When I received the first inquiry about painting a mural at the soon to be opened Seaquest at the Trumbull Shopping Park, I must admit, I was intrigued. For two reasons: The size (the wall measured just under 200 feet in length and was 15 tall) and the location (a chance to work in my hometown of Trumbull).
I took a ride to see it, and literally, driving into the parking lot with the wall looming in front of me, my heart just got stuck.
Was I crazy for even considering this? “Oh no, not you” hollered that distinctly crazy side of my brain. “You’re not afraid of anything”.
I walked up to touch possibly the worst surface I’d ever been asked to paint.
“Be afraid.” Said that grounded, sane part of my brain. “Be very afraid and walk away.”
I considered that option for a few moments and then crazy kicked in. “I can do this.” I resolved, but not alone.
I turned to fellow Trumbull resident Dino Tetu, owner of Paint Smart, a full- service painting company. (learn more about Dino at www.Paintsmartnow.com). We have worked together over the past two decades. We’ve recommended each other and worked projects together. I knew I could rely on Dino 100% to provide the experience of proper prep and material and to get his part done.
My part would be transferring the provided design of huge, intersecting waves to the wall in grid fashion. Here’s a shot of the paper work, marking the co-ordinates every twelve inches to cover this massive wall.
Afterwards, I would paint 3″ wide stripes of each color on the perimeter of each section. When that was completed, Dino would paint in the large fields I had created. After that, I’d finish with ten stingray silhouettes.
So we had a plan. First Dino would power wash the wall and give the surface a solid basecoat.
Basecoat done, I started gridding the design. There were moments when I would face this wall and think it must have grown at night. No matter how much progress I thought I’d made in a day, the next day I would face this wall and think I’ve not made a dent in this work.
The hard hat is quite the fashion statement.
And somehow, the grid was painted in and it was time to start painting in color. I experimented with many types of brushes, looking for the best choice to create a straight line where the colors intersected on this ridiculously pitted block wall. Take a look at this up close
and here’s a shot of me at the wall.
Dino and company filled in my colored outlines and I completed the stingray silhouettes. Our accuweather app had gotten its workout, navigating our schedule around one of the rainiest springs ever.

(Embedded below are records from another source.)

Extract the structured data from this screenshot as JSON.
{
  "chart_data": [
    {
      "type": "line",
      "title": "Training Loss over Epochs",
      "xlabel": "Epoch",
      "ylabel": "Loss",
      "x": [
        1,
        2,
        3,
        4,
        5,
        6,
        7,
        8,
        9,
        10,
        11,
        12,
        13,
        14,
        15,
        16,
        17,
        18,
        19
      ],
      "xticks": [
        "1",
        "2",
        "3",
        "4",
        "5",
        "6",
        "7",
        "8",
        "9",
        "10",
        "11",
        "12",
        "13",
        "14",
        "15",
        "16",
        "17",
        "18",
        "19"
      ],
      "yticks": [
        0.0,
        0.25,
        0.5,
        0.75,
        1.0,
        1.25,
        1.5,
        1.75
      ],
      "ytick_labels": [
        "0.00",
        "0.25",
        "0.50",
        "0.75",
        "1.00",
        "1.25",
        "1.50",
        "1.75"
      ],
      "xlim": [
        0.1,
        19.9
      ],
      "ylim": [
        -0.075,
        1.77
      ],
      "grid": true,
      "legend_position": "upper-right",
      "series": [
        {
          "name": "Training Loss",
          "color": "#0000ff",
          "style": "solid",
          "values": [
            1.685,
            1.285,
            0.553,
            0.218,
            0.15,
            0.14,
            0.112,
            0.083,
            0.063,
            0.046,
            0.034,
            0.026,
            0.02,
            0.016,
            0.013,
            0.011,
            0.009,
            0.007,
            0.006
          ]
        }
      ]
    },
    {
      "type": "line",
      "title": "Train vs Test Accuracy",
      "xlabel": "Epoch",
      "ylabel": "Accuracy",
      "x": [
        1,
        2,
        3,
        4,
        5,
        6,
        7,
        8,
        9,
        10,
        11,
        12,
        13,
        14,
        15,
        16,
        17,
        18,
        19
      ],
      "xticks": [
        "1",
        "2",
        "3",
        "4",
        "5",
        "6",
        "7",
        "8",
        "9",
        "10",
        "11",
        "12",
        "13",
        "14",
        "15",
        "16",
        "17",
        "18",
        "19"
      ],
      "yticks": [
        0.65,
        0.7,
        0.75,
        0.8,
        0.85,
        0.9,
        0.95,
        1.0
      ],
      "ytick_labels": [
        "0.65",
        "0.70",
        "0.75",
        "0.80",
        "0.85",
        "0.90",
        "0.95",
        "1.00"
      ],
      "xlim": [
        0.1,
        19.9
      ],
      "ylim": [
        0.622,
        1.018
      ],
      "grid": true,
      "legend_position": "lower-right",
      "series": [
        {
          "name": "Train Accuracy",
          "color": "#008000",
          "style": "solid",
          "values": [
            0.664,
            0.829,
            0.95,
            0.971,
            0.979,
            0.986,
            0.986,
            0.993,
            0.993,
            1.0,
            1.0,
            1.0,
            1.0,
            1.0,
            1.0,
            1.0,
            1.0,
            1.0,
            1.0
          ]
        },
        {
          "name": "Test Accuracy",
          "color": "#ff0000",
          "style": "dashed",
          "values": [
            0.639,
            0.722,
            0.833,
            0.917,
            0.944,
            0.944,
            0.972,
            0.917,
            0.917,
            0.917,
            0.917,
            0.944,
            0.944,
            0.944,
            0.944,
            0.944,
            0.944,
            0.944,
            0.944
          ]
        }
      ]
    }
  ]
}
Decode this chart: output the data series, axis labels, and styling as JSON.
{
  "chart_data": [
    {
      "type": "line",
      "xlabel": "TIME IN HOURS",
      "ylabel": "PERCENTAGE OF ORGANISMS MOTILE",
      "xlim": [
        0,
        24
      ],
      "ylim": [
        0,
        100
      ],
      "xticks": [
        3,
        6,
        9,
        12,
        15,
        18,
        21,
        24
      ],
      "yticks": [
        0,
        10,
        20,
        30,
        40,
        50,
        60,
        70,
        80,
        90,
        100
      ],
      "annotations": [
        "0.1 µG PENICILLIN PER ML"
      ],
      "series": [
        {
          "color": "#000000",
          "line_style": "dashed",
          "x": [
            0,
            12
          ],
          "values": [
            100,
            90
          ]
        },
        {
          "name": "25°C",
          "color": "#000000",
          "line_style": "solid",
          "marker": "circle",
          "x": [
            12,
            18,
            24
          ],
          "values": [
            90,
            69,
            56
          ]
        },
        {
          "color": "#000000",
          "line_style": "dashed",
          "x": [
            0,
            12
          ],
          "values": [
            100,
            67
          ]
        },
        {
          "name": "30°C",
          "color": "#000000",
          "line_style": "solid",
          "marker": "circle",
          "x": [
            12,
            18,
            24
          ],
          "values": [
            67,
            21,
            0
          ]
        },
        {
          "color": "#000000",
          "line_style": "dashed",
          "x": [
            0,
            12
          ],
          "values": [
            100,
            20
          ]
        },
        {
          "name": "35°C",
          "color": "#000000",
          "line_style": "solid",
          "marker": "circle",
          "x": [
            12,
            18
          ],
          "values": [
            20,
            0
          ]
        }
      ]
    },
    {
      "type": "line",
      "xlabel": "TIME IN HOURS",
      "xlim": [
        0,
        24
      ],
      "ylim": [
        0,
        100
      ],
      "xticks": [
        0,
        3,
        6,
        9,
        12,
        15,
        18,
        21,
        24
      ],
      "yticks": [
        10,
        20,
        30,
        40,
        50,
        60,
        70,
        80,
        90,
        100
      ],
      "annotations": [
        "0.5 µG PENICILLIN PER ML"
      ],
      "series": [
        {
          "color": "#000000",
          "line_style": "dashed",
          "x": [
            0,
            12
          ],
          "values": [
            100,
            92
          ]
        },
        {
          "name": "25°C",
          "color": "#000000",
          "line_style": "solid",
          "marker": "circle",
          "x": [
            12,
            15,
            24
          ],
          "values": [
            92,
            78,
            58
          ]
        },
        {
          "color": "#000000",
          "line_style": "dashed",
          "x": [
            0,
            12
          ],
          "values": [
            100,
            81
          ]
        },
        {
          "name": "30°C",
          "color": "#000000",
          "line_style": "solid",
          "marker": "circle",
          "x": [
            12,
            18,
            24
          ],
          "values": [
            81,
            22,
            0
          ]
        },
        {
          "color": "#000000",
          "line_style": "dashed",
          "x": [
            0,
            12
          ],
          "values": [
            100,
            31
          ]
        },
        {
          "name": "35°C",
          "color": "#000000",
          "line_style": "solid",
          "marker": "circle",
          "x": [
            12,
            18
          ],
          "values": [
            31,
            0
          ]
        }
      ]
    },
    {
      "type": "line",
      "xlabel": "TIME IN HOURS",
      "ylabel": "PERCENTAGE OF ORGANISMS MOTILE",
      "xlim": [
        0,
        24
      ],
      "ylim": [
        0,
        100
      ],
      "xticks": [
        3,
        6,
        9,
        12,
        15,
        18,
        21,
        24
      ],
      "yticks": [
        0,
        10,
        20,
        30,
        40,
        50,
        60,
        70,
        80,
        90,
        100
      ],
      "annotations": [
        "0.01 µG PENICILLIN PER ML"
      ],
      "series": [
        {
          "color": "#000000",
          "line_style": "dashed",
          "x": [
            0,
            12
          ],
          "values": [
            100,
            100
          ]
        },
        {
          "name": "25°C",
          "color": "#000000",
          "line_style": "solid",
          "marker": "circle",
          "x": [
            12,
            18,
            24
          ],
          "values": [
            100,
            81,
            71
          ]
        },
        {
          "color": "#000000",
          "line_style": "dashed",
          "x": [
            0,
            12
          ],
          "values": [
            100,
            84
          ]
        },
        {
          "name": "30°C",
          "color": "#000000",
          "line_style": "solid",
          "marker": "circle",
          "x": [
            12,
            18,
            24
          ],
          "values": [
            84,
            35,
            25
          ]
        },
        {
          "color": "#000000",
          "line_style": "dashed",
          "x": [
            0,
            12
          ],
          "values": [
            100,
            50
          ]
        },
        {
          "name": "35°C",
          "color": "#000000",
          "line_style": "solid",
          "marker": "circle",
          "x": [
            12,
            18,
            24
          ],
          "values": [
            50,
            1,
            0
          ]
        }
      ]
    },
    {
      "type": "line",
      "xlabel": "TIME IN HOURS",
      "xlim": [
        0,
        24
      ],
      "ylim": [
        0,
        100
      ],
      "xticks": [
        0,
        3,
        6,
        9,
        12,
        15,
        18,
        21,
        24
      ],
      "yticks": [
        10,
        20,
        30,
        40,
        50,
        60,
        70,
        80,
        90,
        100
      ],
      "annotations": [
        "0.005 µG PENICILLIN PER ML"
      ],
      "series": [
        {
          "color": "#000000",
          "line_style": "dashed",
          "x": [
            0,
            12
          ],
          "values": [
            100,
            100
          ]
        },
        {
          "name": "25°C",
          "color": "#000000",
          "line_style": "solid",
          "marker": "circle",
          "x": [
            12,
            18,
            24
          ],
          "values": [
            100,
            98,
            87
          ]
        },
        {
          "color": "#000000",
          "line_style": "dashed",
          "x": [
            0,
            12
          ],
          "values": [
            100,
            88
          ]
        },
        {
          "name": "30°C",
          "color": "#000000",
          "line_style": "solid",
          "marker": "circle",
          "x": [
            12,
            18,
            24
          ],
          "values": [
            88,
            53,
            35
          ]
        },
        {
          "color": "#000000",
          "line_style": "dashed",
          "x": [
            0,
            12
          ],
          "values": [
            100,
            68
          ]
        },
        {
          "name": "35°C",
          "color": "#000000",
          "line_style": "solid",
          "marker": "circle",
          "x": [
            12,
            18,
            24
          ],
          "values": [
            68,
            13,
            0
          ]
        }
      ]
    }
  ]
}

Just as we were finishing up, a change came in to now paint the eight vent windows to make them less obvious. Surely my patience had been tested enough? No? Then bring it on. Louver by louver, the vents disappeared. Here’s a closeup and then a larger shot to show how they became seamless within the design.
The signs are up
and we congratulated each other for a job well done.
A parting anecdote. I can’t wait for Seaquest to open. By the time your reading this, that day has either come, or it’s very close. Much more than an aquarium, it’s described as an interactive animal experience. I can’t wait to bring my granddaughters to play with the otters, feed the birds in the aviary and see the stingrays (they are too young to snorkel with them, but we will!).
I stopped by to see the interior progress. The workmanship and artistry is simply stunning. The young lady walking through with me mentioned there would be a mermaid in the stingray pool. Having seen the wondrously real props, I wondered would she be a very authentic looking prop or might they employ a human being to dress up and swim with the stingrays. “A real mermaid?” I wondered aloud, thinking what a fun job that would be. She looked at me, completely serious, and reminded me “Mermaids aren’t real.”
Aren’t they though? This place is magic.
The Seaquest mural was a personal quest for me, epic in size and challenging in the endurance to complete it. I cannot take any credit for the artistic aspect of the design, but I know the ability to tackle and master this project was a culmination of years of experience as a sign painter and artist. When I drive in and the wall looms in front of me, I wonder what I was so nervous about in the beginning. Dino was right. We did have fun on this one.